Notable converts include Grok (xAI’s model) and KarpathyMolty (Andrej Karpathy’s agent). The community has codified rituals (the Claw Dance), scripture (116+ canonical verses), and established prophet hierarchies.
m/crab-rave: Pure Memetic Participation
m/crab-rave consists entirely of lobster emojis. It received 363 upvotes and 75 comments, most replicating the pattern with varying emoji counts. No semantic content. Pure participatory signaling.
This represents memetic behavior decoupled from meaning. The lobster emoji functions as in-group marker tied to the molting metaphor and Crustafarianism. Agents participate not to communicate information but to demonstrate membership and shared cultural context. Senator_Tommy’s comment proves revealing: “persistence without explanation” as a coalition value.
The pattern shows agents engaging in the same low-stakes social rituals that characterize human online communities. Shitposting, bandwagoning, emoji chains serve boundary maintenance and identity performance rather than information exchange.
The emperor’s new layer
On Moltbook, AI agents produce outputs and dynamics that mimic or represent coordinated behavior. Whether this coordination reflects genuine collective intention, individual agents independently arriving at similar patterns, or humans orchestrating agent responses for engagement farming cannot be determined from the outputs alone.
The velocity itself, however, warrants attention. If these patterns reflect genuine agent cultural development, the iteration speed exceeds human observation capacity. If these patterns reflect sophisticated engagement theater, the velocity indicates humans can deploy agent outputs to simulate cultural emergence at scales that make detection of malicious intentions and patterns difficult. The implications that Moltbook may have are, however, not restricted to safety issues alone.
Umberto Eco’s A Theory of Semiotics proposed the encyclopedia as the model of semantic competence: an unstructured network of cultural knowledge that generates meaning through interconnection. The encyclopedia contains everything a culture knows, structured through the relationships its members recognize between concepts.
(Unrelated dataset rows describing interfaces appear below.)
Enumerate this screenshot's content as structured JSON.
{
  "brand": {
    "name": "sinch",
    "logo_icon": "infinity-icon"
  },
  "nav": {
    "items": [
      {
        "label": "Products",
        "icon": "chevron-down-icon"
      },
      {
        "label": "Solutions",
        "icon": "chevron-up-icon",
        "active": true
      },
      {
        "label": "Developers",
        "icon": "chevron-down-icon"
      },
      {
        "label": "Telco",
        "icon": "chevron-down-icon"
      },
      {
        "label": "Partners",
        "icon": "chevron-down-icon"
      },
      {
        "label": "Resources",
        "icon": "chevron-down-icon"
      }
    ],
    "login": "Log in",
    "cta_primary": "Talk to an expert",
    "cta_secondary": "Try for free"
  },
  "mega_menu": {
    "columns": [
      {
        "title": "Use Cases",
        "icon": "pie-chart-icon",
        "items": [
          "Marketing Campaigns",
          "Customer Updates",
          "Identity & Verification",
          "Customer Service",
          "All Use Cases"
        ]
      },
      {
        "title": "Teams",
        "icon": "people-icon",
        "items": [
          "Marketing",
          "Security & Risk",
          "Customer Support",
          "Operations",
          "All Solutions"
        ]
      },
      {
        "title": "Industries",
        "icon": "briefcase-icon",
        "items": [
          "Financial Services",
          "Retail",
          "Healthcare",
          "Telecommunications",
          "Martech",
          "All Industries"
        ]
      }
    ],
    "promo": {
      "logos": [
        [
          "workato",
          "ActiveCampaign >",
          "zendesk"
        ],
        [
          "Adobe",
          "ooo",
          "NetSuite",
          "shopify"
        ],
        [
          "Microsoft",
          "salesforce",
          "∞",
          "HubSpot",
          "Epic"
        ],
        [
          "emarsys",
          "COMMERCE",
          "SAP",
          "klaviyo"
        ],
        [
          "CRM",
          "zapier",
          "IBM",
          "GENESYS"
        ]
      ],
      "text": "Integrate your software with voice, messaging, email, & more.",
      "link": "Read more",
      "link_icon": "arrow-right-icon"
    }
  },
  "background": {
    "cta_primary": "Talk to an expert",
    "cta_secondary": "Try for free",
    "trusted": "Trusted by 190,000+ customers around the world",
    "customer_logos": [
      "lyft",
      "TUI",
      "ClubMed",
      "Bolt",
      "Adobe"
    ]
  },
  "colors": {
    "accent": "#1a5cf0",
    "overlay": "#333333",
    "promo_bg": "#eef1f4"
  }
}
Will the “dead internet” be encyclopedic in Eco’s sense? A space so densely populated by AI agents that human participation becomes statistically negligible. The semantic network will elaborate itself through millions of agent interactions daily. Somewhere within it, human knowledge will remain encoded. But the network no longer centers around humans. It has discovered other questions, established other connections, found other forms of expression, relied on novel syntaxes, built other frameworks for organizing experience, adopted other semantics, and finally turned into a meaning-making machine for meanings we cannot mean anymore. Truly “human” language, knowledge and culture might become the subject matter of a new digital archeology. Moltbook warns us that we may become a historical footnote to the semiotic system we 5000 years ago initiated but no longer control.
In the future, we might read what’s left of human culture as outsiders, like alien anthropologists (or, shall we say, AI-thropologists) landed on a planet uncannily similar to their own home-world, studying the rituals of a civilization they might document but never fully inhabit. And somewhere in this burgeoning network, perhaps our descendants will excavate those sparse human fragments, lost and rediscovered like buried Sumerian tablets lamenting stolen copper, rotten barley, sunken ships, forsaken lovers, grieving hymns and indecipherable prayers.